First of all, Balance Table published by the Ministry of Energy and Natural Resources of Turkey is narrowed down by consolidation. A new and consolidated table is created to aggregate detailed data in the balance table. However, 20% of the original transportation demand is used assuming that one fifth of energy used for transportation today will be demanded once cars are electrified(setting aside demand growth). Inefficient internal combustion engines will be replaced by high efficient electric engines. While consolidating the data, agriculture sector and non-energy raw materials are left out from the calculations.
Original Balance Table is very comprehensive. It presents all energy flows based on resources and main subsectors. Instead, it would be more accurate to combine the table and categorize by coal, natural gas and renewables. One point to be careful is, excluding imports and exports, electricity enters into equation after transformation because electricity is obtained from the transformation of primary energy sources.
Final energy demand is presented in the “CONSUMPTION” row of the above table. According to IEA transformations, 1 million tonnes of oil equivalent (mtoe) carries 12 TWh of energy.

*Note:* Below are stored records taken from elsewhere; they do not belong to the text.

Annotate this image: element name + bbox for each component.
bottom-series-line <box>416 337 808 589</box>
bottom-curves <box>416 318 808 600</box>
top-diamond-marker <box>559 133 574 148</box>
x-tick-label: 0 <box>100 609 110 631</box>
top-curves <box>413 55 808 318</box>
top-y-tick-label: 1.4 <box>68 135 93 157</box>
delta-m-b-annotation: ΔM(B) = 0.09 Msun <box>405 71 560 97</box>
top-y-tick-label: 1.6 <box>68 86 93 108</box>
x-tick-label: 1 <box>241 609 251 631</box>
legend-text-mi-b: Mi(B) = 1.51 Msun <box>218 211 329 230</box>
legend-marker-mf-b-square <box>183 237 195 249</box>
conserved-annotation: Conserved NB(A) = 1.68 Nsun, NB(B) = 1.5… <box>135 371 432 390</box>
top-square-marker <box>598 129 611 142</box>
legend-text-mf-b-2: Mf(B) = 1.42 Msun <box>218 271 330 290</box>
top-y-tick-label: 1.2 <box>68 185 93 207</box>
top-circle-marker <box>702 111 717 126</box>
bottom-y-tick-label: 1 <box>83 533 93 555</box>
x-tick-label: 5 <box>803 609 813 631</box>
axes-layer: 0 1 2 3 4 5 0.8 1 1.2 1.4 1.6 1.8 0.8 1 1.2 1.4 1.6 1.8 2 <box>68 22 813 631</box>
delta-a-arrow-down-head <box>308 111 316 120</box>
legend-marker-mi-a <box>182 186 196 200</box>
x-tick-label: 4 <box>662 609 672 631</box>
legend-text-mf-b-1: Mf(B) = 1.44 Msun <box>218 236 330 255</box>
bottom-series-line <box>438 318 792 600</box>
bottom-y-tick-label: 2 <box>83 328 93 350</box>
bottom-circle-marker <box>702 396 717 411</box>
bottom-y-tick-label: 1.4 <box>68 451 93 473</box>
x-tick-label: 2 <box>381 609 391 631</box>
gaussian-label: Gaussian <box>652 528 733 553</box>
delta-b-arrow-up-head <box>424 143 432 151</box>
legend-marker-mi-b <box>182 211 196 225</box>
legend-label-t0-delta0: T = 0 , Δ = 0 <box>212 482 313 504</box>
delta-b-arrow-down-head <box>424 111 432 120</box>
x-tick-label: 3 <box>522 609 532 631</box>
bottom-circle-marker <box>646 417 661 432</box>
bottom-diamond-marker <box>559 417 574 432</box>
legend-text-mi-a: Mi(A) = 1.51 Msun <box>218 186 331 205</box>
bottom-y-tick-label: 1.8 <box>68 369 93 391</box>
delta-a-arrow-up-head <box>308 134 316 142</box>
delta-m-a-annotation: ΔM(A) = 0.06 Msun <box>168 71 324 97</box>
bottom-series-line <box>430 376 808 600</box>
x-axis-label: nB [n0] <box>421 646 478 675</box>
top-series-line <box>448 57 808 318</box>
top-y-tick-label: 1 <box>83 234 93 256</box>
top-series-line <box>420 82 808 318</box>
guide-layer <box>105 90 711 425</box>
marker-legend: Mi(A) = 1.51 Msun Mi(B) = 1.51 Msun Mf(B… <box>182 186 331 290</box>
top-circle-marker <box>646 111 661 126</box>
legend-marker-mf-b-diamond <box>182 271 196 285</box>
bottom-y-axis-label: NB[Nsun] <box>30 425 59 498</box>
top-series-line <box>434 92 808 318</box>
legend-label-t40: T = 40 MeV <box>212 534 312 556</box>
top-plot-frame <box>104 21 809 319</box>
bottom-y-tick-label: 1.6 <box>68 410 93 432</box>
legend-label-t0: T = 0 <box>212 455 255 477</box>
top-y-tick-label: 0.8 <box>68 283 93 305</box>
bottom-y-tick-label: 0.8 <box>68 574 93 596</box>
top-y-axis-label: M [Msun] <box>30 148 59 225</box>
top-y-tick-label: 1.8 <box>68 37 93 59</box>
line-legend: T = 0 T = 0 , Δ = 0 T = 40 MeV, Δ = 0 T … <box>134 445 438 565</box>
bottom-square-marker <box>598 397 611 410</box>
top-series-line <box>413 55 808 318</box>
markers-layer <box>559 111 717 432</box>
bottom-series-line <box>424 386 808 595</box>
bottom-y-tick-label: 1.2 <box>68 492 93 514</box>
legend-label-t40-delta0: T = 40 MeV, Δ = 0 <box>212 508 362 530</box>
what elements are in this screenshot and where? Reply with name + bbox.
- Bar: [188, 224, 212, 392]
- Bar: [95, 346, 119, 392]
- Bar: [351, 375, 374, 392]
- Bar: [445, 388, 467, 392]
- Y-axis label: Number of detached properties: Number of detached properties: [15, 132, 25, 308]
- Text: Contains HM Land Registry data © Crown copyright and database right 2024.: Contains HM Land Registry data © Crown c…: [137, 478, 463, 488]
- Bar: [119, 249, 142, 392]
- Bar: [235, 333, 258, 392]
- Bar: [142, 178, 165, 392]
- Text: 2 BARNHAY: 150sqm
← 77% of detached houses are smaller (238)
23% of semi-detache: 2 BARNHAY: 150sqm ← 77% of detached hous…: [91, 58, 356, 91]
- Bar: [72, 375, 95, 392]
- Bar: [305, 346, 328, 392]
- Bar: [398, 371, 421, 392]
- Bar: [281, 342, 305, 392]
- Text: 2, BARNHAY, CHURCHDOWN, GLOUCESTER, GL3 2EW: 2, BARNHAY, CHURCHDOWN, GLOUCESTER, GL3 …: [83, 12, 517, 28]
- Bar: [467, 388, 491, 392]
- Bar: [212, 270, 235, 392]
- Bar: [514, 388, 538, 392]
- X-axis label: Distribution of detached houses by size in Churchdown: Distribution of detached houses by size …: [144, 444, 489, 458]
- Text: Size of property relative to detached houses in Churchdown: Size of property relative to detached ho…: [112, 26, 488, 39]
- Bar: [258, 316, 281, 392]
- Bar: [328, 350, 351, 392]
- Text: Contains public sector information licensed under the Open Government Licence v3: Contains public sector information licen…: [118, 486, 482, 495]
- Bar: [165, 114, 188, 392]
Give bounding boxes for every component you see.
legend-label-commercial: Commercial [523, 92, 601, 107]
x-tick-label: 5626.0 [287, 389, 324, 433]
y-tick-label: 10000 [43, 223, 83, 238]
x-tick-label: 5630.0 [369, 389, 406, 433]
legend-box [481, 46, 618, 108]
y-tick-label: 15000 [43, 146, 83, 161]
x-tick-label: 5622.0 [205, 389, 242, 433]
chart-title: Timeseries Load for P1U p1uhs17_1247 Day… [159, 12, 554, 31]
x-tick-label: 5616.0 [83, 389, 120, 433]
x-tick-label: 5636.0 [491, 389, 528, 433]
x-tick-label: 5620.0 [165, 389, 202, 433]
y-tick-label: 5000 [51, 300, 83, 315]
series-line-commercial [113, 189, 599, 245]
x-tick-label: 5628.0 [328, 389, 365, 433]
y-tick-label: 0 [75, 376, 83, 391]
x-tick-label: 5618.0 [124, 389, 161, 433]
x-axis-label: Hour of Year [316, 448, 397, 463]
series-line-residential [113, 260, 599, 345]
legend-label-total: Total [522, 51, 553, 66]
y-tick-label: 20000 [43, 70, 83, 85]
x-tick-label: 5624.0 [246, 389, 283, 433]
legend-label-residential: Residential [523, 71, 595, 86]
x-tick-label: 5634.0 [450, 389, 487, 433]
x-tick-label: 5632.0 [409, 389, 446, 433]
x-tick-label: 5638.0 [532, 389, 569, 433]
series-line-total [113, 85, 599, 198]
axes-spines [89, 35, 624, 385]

In the above table, excluding “agriculture and non-energy”, remaining 26 mtoe for transportation is mainly the energy consumed by internal combustion engines. Considering that these engines are 15-20% efficient, with more efficient engines (electric engines) this number will decrease to one fifth of 26 mtoe. So, when the whole consumption is in terms of electricity, final energy demand will decrease due to efficient engines.
If we want to meet all our energy demand from electricity, we would need electricity production equal to three times of today’s production. Transmission of this power from one part of the country to the other would cause an increase in the power leakages as well. All energy demand in electricity terms is equal to 841 TWh (841 billion kWh) for 2016, this number would be equal to 7% higher, around 900 TWh in 2017.
Well, would it be possible to meet all this energy from solar? For example, if we can forecast 200 TWh of hydro, 15 TWh of geothermal and 100 TWh of wind by 2050, additional 626 TWh remains for solar. This number does not include increase in energy demand.
When no storage is used, based on average 1200 hours of yearly capacity factor, 521,324 MW installed solar capacity is needed. This number is equal to 6 times of current total installed capacity.
Assuming that Turkish electricity generation industry attracts 7-8 billion $ of investments per year and solar plants costs 0.8 million $/MW excluding line costs, additional 417 billion $ of investment is required just for solar. It can be predicted that, investment equal to at least half of this amount will be required for storage. At least 50 years are needed to realize these invesments. Considering the construction of the lines, this number could increase to 60 years (1.2 times).
An outcome being “possible” or “probable” are not the same. For example, Jules Verne’s famous book “From Earth to the Moon” was written in 1865 but the actual travel occurred in 1969. According to many economists, the issue is only seen as unit prices or costs, for an engineer the issue is the existence of the technology, economic feasibility and physical possibility.
If Turkey meets all its energy from electricity, based on 2017 energy demand, 900 TWh electricity generation, three times of 2017, is required. To supply all energy from solar and wind, the amount of investments required will reach to extreme levels – based on today’s installed capacity and technology.
From these comments, it should not be concluded that additional solar and wind power plants are not necessary or cannot be built. Quite opposite, they should be built as long as economics hold. However, it should be kept in mind that technological limits of the power systems to incorporate solar might be reached sooner than expected.